Jean Royer perçoit les ponts qui s'étendent de Perec à Lapointe. Entre Char et Leiris. Entre surréalisme et poésie, Max Jacob et Leiris. La poésie tisse les liens avec la peinture (Robert Mélançon) mais aussi avec l'essai (Hélène Dorion). On découvre combien la poésie est un champ vaste ; elle englobe toutes les sciences humaines.
La poésie est aussi douleur: « Quelle beauté peut répondre de ma douleur ? » (Geneviève Amyot) , comme elle est travail de deuil: « Le poète est le deuilleur des mots perdus » (Jacques Roubaud), l'orant du proche et du lointain. De l'érotisme, car « les poètes sont les amoureux de la présence » . La poésie c'est les mille et une nuits, écrit-il. Jean Royer fait appel à Roland Barthes pour parler du haïku.
Mais surtout, il questionne le poème: pourquoi un poète nous bouleverse ? Comment il touche à l' « intranquillité » en nous: « La littérature, comme l’art tout entier, écrit Pessoa, est la preuve que la vie ne suffit pas. » ;ou à la mort: « Nous portons la Mortalité / Aussi légèrement qu’une Robe Prêtée / Jusqu’au jour où il faut l’enlever. » (Dickinson) (Poème 1481) ;ou encore à l'amour et ses figures idéalisées : Beatrice chez Dante et Laure chez Pétrarque.

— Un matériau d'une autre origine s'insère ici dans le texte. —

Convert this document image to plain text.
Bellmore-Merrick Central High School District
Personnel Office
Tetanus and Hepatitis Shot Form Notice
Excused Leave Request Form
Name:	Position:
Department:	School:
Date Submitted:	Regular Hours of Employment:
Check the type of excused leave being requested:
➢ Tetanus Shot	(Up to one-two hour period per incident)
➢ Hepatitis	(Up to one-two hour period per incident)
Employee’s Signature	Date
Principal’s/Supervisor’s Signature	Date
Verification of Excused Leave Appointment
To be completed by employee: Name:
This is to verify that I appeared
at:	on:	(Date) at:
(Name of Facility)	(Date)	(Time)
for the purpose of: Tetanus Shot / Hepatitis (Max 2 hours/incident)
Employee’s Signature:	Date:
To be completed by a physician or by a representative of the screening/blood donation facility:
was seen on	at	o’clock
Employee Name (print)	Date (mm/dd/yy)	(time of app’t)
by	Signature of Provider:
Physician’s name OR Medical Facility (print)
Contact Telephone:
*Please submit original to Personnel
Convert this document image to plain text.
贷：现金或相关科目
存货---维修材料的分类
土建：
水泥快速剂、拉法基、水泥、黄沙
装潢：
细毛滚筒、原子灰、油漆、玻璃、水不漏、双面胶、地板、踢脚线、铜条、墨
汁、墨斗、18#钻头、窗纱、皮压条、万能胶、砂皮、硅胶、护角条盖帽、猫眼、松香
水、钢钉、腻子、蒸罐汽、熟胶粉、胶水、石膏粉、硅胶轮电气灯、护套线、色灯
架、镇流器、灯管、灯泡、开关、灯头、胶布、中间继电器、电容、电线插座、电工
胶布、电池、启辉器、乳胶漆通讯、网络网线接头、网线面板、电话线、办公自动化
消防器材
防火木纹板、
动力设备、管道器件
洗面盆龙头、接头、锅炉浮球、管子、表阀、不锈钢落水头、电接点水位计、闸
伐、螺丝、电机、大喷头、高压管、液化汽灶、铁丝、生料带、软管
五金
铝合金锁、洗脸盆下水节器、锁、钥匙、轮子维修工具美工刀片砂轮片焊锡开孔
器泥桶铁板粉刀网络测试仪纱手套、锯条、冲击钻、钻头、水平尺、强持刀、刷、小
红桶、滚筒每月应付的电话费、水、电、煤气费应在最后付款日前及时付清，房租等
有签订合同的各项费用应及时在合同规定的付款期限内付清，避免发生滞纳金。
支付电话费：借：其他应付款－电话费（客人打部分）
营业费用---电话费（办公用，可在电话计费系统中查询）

Son amour de la poésie le fait voyager à travers le monde et les langues. Pas de frontières pour les amoureux des mots. Chine, Mexique, poésie amérindienne, afro-américaine.
Jean Royer est une oreille à l'écoute du féminin dans le langage et chez les poètes femmes : « Il faut que je crée toute une cosmogonie parce q'il n'en existe pas chez les femmes. Les figures mythiques sont mâles ou, quand elles sont femelles, sont péjoratives, et concernent la relation avec le mâle. » (Louky Bersianik). Il attire notre regard vers les femmes de la francophonie, qu’on n’a pas lu attentivement, la Suisse Pierette Michelond et son mythe de la « Grande Gynandre » ou la Française, Marie-Claire Bancquart.Pour lui, la résistance vient par la voix des femmes. De Sapho à Kiki Dimoula en passant par Christine de Pisan, Tsvetaeva, ou Anne Hébert, entre autres. La prise de parole des femmes donne lieu à la nouvelle écriture des femmes, quand « poétique devient politique».
Les veilleurs. N'est-ce pas ainsi qu'on désigne les anges ?
Le recueil est parsemé des encres originales de Paule Royer. Arbres , insectes, papillons, fleurs. Jean Royer écoute, veille, comme le titre du recueil l'indique.